Hoo boy, we hope the Canadians have a robust Consumer Protection Act to complain to when the latest policies from gaming shops EB Games and Gamestop are implemented. According to some leaked memos and with backup from employees working at the respective shops, the separation of used and new games will be done away with completely.
And it seems that the shops are going to be doing their best to make certain that customers don’t find out that they’re buying a used copy of whatever title is available, as employees have been instructed to hide new games behind old ones.

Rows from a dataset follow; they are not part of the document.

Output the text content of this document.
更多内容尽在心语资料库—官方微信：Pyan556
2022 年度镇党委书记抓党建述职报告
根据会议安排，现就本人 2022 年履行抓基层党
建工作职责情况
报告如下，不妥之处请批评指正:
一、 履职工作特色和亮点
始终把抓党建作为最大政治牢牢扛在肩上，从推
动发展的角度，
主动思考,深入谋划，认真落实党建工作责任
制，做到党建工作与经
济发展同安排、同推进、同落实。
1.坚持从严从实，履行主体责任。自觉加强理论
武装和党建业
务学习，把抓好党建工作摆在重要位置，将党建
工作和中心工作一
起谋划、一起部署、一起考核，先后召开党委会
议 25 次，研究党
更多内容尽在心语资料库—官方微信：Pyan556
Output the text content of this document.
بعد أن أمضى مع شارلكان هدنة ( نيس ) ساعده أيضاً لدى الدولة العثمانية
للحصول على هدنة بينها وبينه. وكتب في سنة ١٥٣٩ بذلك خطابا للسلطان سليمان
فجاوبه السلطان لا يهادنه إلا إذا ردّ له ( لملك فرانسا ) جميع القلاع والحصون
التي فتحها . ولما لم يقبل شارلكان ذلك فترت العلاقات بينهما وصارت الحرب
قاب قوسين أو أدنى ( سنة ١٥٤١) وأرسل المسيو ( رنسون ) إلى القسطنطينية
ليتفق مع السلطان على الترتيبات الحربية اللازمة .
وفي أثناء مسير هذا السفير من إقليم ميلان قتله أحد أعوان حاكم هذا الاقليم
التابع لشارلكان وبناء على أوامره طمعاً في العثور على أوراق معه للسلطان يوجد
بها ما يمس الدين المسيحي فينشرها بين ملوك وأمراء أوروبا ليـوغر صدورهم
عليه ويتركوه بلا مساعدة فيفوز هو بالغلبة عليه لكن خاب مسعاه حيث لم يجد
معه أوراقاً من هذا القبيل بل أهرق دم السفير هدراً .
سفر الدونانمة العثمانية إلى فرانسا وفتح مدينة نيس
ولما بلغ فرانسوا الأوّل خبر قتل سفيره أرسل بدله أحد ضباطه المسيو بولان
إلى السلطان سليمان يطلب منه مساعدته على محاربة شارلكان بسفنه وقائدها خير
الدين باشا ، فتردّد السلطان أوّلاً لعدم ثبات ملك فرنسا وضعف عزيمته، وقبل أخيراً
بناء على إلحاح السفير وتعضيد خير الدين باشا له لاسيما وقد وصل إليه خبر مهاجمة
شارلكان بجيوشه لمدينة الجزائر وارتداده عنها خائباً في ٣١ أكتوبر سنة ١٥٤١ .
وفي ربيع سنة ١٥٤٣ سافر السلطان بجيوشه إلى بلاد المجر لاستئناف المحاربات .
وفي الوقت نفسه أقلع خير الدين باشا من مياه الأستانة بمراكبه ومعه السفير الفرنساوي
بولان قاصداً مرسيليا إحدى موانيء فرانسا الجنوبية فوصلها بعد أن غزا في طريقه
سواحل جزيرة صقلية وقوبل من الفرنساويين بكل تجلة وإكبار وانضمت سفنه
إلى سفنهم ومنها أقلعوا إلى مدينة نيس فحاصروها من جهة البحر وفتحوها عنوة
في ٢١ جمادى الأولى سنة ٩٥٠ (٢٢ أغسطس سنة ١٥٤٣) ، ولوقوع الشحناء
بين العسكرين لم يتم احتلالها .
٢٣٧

Normally, second-hand titles are labelled with a yellow sticker in order to identify their “pre-owned” state, but this will soon be ditched for a universal white label. One Canadian Gamestop employee confirmed with Kotaku the following information;
I can confirm this 100% we were given instructions last week to start this. We were told that we were to merge all used games with the new games and have them sectioned off by one of four specific genres they gave us. They told us that the new copy must be on the very bottom of the pile and the used ones stacked on top and that we were to change
all price stickers to the white ones. They also instructed us to discard all materials advertising used games. Now the stickers do have the words NEW or USED on them but no one looks at that.
HUGE problems with this will of course be with the online code games. Generic_Customer_01 will grab the top copy of NHL 12, go home, and not be able to play online. There are also MANY games where the new copy is as cheap as $19.99 but the used copies stacked on top of it are $34.99. It is also a nightmare to find anything anymore and the
opinion of what games fall in what categories was different even across staff members in the same store.
Instead, according to internal documentation forwarded to Kotaku, all games will be lumped into the one section, and all games will be stickered with the same white price tags (pre-owned games previously had their own distinctive yellow stickers in Canada, something I understand US stores did away with a while back).
Gamestop and EB Games have yet to comment on the matter, but if this is their way of making a quick buck before the Christmas time rushes, it is absolutely shameful. T
This isn’t the first time that Gamestop has been in the news for shoddy business practices either, as their methods of dealing with bundled OnLive codes for Deus Ex Human Revolution this year caught the public spotlight, requiring some hasty damage control in the process.